4.3. Statistical Analysis

The genotype and allele frequencies in the cases and controls were compared by chi-square tests and logistic regression analysis, to obtain odds ratios (ORs), 95% confidence intervals (CIs) and two-tailed p-values, using the SNP association tool SNPStats [22]. The analysis was adjusted for sex and age, to account for any effect of these variables on genotype and allele frequencies. The Hardy–Weinberg equilibrium of cases and controls was assessed by comparing the observed and allele-based expected genotype frequencies using SNPStats [22]. The best model of inheritance for each SNP (dominant, recessive, codominant or additive) was selected using Akaike’s Information Criterion (AIC) [22]. Subgroup analysis was carried out to assess the effect of the three polymorphisms on tumor subtype (each subtype vs. all others) and size (<1 vs. ≥1 cm of diameter).

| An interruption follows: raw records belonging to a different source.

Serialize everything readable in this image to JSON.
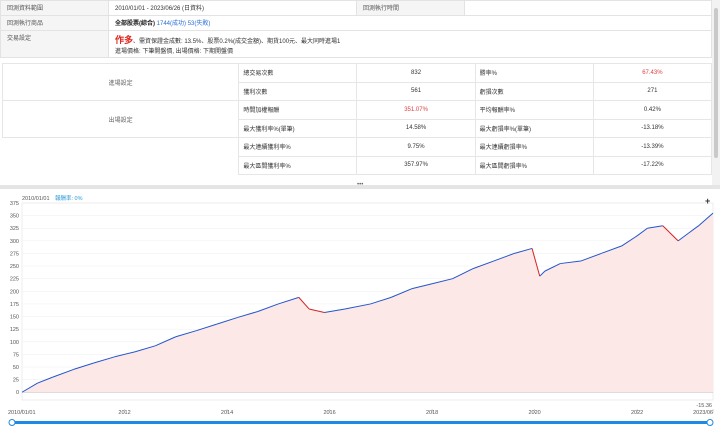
{
  "info": {
    "range_label": "回測資料範圍",
    "range_value": "2010/01/01 - 2023/06/26 (日資料)",
    "exec_time_label": "回測執行時間",
    "exec_time_value": "",
    "products_label": "回測執行商品",
    "products_prefix": "全部股票(綜合)",
    "products_success": "1744(成功)",
    "products_fail": "53(失敗)",
    "trade_label": "交易設定",
    "trade_author": "作多",
    "trade_detail": "、需資保證金成數: 13.5%、股票0.2%(成交金額)、期貨100元、最大同時進場1",
    "trade_detail2": "進場價格: 下筆開盤價, 出場價格: 下期開盤價"
  },
  "stats": {
    "entry_label": "進場設定",
    "exit_label": "出場設定",
    "rows": [
      {
        "l1": "總交易次數",
        "v1": "832",
        "l2": "勝率%",
        "v2": "67.43%",
        "v1red": false,
        "v2red": true
      },
      {
        "l1": "獲利次數",
        "v1": "561",
        "l2": "虧損次數",
        "v2": "271",
        "v1red": false,
        "v2red": false
      },
      {
        "l1": "時間加權報酬",
        "v1": "351.07%",
        "l2": "平均報酬率%",
        "v2": "0.42%",
        "v1red": true,
        "v2red": false
      },
      {
        "l1": "最大獲利率%(單筆)",
        "v1": "14.58%",
        "l2": "最大虧損率%(單筆)",
        "v2": "-13.18%",
        "v1red": false,
        "v2red": false
      },
      {
        "l1": "最大連續獲利率%",
        "v1": "9.75%",
        "l2": "最大連續虧損率%",
        "v2": "-13.39%",
        "v1red": false,
        "v2red": false
      },
      {
        "l1": "最大區間獲利率%",
        "v1": "357.97%",
        "l2": "最大區間虧損率%",
        "v2": "-17.22%",
        "v1red": false,
        "v2red": false
      }
    ]
  },
  "chart_data": {
    "type": "area",
    "title": "",
    "header_date": "2010/01/01",
    "header_metric": "報酬率: 0%",
    "ylim": [
      -15.36,
      375
    ],
    "yticks": [
      0,
      25,
      50,
      75,
      100,
      125,
      150,
      175,
      200,
      225,
      250,
      275,
      300,
      325,
      350,
      375
    ],
    "bottom_value": "-15.36",
    "xlim": [
      2010.0,
      2023.48
    ],
    "xticks": [
      "2010/01/01",
      "2012",
      "2014",
      "2016",
      "2018",
      "2020",
      "2022",
      "2023/06"
    ],
    "xtick_values": [
      2010.0,
      2012,
      2014,
      2016,
      2018,
      2020,
      2022,
      2023.48
    ],
    "series": [
      {
        "x": [
          2010.0,
          2010.3,
          2010.6,
          2011.0,
          2011.4,
          2011.8,
          2012.2,
          2012.6,
          2013.0,
          2013.4,
          2013.8,
          2014.2,
          2014.6,
          2015.0,
          2015.4,
          2015.6,
          2015.9,
          2016.3,
          2016.8,
          2017.2,
          2017.6,
          2018.0,
          2018.4,
          2018.8,
          2019.2,
          2019.6,
          2019.95,
          2020.1,
          2020.2,
          2020.5,
          2020.9,
          2021.3,
          2021.7,
          2022.0,
          2022.2,
          2022.5,
          2022.8,
          2023.0,
          2023.2,
          2023.48
        ],
        "y": [
          0,
          18,
          30,
          45,
          58,
          70,
          80,
          92,
          110,
          122,
          135,
          148,
          160,
          175,
          188,
          165,
          158,
          165,
          175,
          188,
          205,
          215,
          225,
          245,
          260,
          275,
          285,
          230,
          240,
          255,
          260,
          275,
          290,
          310,
          325,
          330,
          300,
          315,
          330,
          355
        ],
        "colors": [
          "#2255cc",
          "#d62222"
        ]
      }
    ],
    "fill_color": "#fde8e8"
  }
}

To determine the cumulative effect of minor (risk) alleles, each individual was classified as having zero, one or two minor alleles for each of the three SNPs. The total number of minor alleles per individual (ranging from a minimum of zero to a maximum of six) was then compared between cases and controls using a two-tailed chi-square test. A Bonferroni correction for multiple comparisons was used to correct statistical significance, which was set at p < 0.0167 (p < 0.05, divided by the number of analyzed SNPs). Power calculation was carried out using the software Power and Sample Size Calculations (version 3.1.6, Vanderbilt University, Nashville, TN, USA) [23]. Assuming minor allele frequencies of 34%, 41% and 6% it was estimated that the study sample was sufficient to detect ORs of 1.279 (rs2359536), 1.270 (rs10763170) and 1.576 (rs17083838), respectively, under an additive model of inheritance, with an estimated power of 0.8 and a type 1 error probability of 0.05.